Katsushika Hokusai et les « Trente-six vues du mont Fuji » : le mont Fuji comme vecteur du réalisme

Si l’on prend les deux oeuvres qui suivent immédiatement La Grande Vague de Kanagawa dans les Trente-six vues du mont Fuji, alors on peut penser qu’il y a une focalisation effectivement sur le mont Fuji. La quatrième estampe montre que cela ne sera pas le cas et que c’est un symbole national utilisé dans l’affirmation du réalisme.

Voici Vent frais par matin clair, L’orage sous le sommet et Le Fuji vu à travers le pont de Mannen à Fukagawa.

Le contraste est saisissant entre ce qui forme deux portraits du mont Fuji d’un côté, une scène résolument typique de l’autre. Il est facile de comprendre que le mont Fuji a été mis en avant de prime abord pour bien en souligner l’importance symbolique, alors que dès la quatrième image on en revient à la première, dans le sens où l’on montre que les pêcheurs de La Grande Vague de Kanagawa n’étaient pas là pour le pittoresque de la chose.

Sur le plan de la composition, les deux portraits du mont Fuji forment un contraste dialectique assez saisissant.

Vent frais par matin clair
L’orage sous le sommet

On a en effet une situation calme pour l’un, un orage pour l’autre. Lorsque la situation est calme, les nuages sont au-dessus du mont Fuji c’est-à-dire en harmonie avec lui, en étant présent tout au long de l’estampe. Lors de l’orage, celui-ci est sous le mont Fuji, qui resplendit à l’écart de l’événement.

On remarquera d’ailleurs que dans la première estampe, il y a une continuité complète dans le dessin de la montagne, les nuages évoluant à l’arrière-plan pour en souligner cette majesté. Dans la seconde, le mont Fuji se présenta avec un sommet difficilement inaccessible, pour ne pas dire inatteignable. Le ciel est d’ailleurs immaculé, le sommet du mont Fuji semblant relever de la même substance.
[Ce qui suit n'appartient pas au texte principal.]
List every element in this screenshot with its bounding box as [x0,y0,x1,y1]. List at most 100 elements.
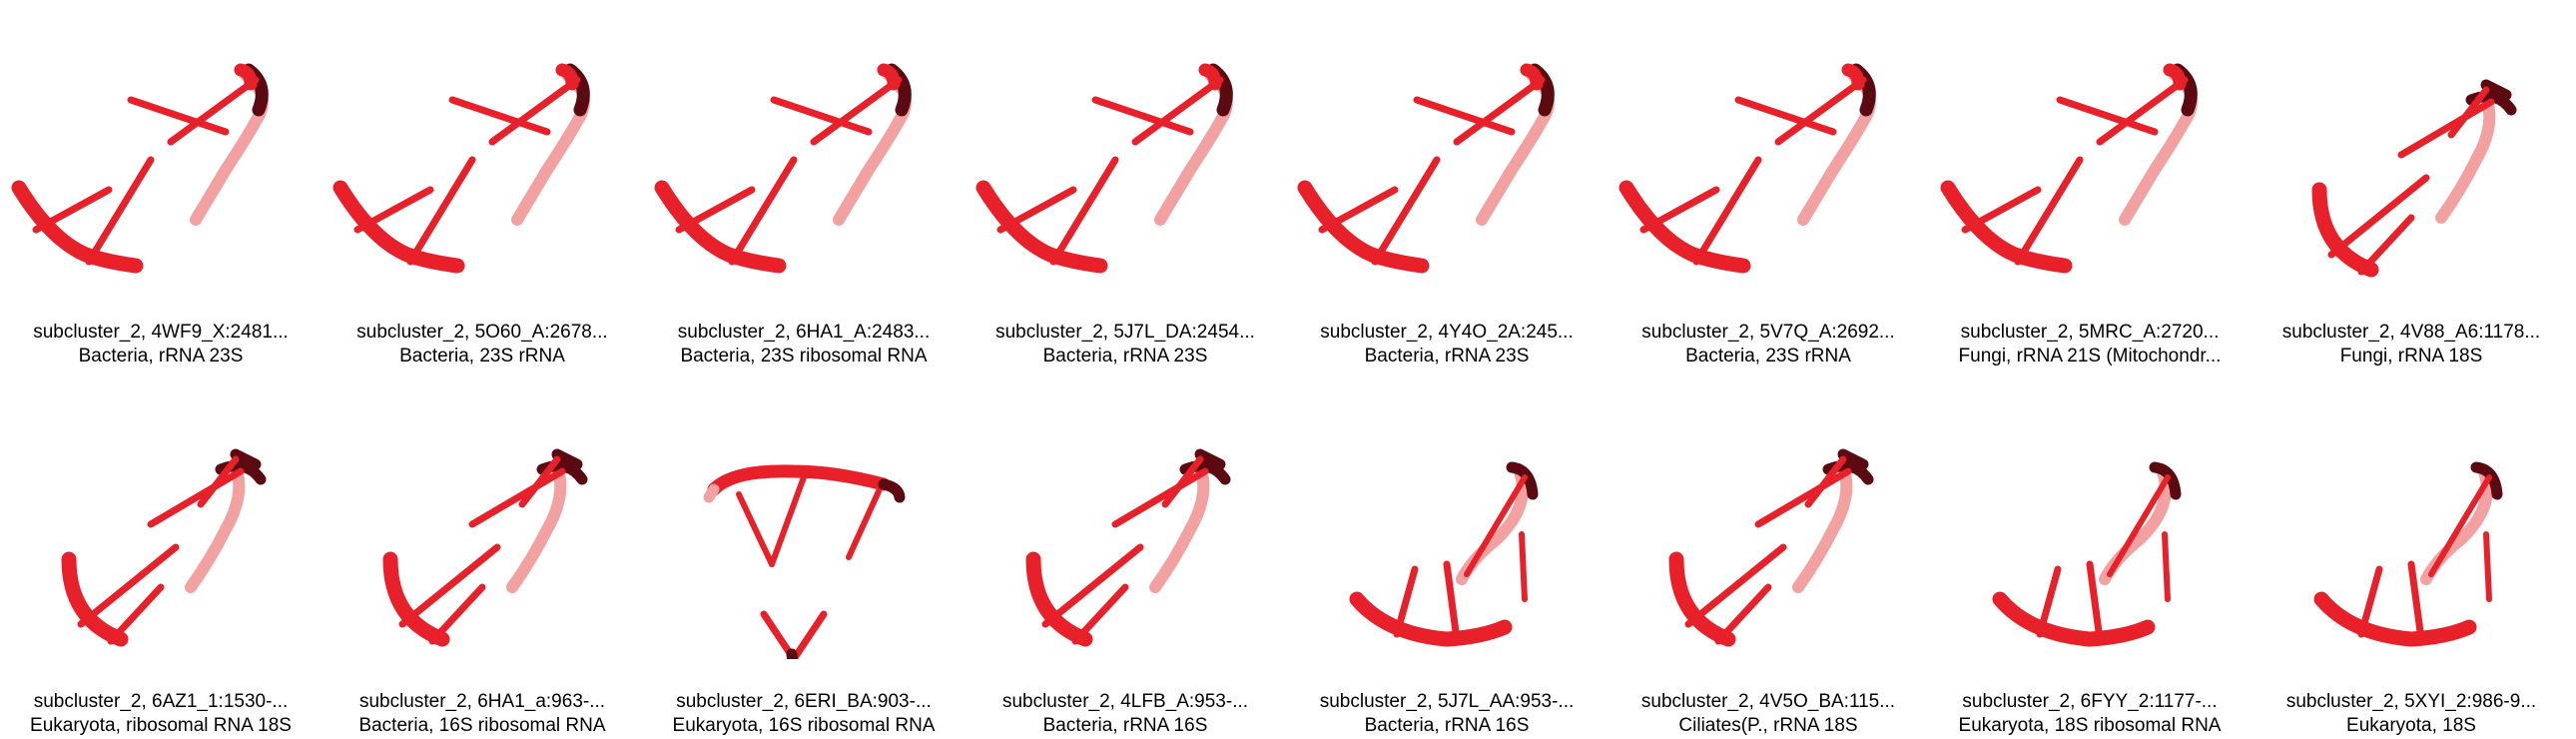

Le Fuji vu à travers le pont de Mannen à Fukagawa est bien différent. Nous sommes ici à Edo, dans le quartier de Fukagawa, le pont de Mannen signifiant en fait le pont de 10 000 ans. Le pont passe au-dessus de la Onagigawa, un cours d’eau assez restreint qui rejoint juste après, on peut le voir, le fleuve Sumida.

L’oeuvre est particulièrement subtile. Elle est un même une sorte de jeu d’équilibriste. On a en effet une mise en perspective s’appuyant, de manière éminemment dialectique, sur un développement inégal.

Le côté droit du pont est davantage marqué par les arbres allant vers le fond, à l’opposé du côté gauche où la végétation semble plus proche. Il n’y a droite qu’un pecheur isolé, alors qu’au centre, tourné vers la gauche, il y a un pêcheur sur un navire (l’image se lit de droite à gauche au Japon). Le mont Fuji apparaît davantage du côté gauche, comme la personne avec l’ombrelle sur le pont.

Si l’on se fonde sur ce sens japonais, on peut d’ailleurs voir qu’on passe en quelque sorte du simple, du particulier, au général, car plus on va vers la gauche, plus il y a de la densité.

Pourquoi cela ? Parce que le pont est un lieu de passage, qu’il abrite d’ailleurs des vendeurs de poissons et de tortues (parfois justement achetés et relâchés dans l’esprit bouddhiste) ; il est un lieu populaire du Japon, dont on a ici une image vivante.

C’est très exactement le sens des Trente-six vues du mont Fuji.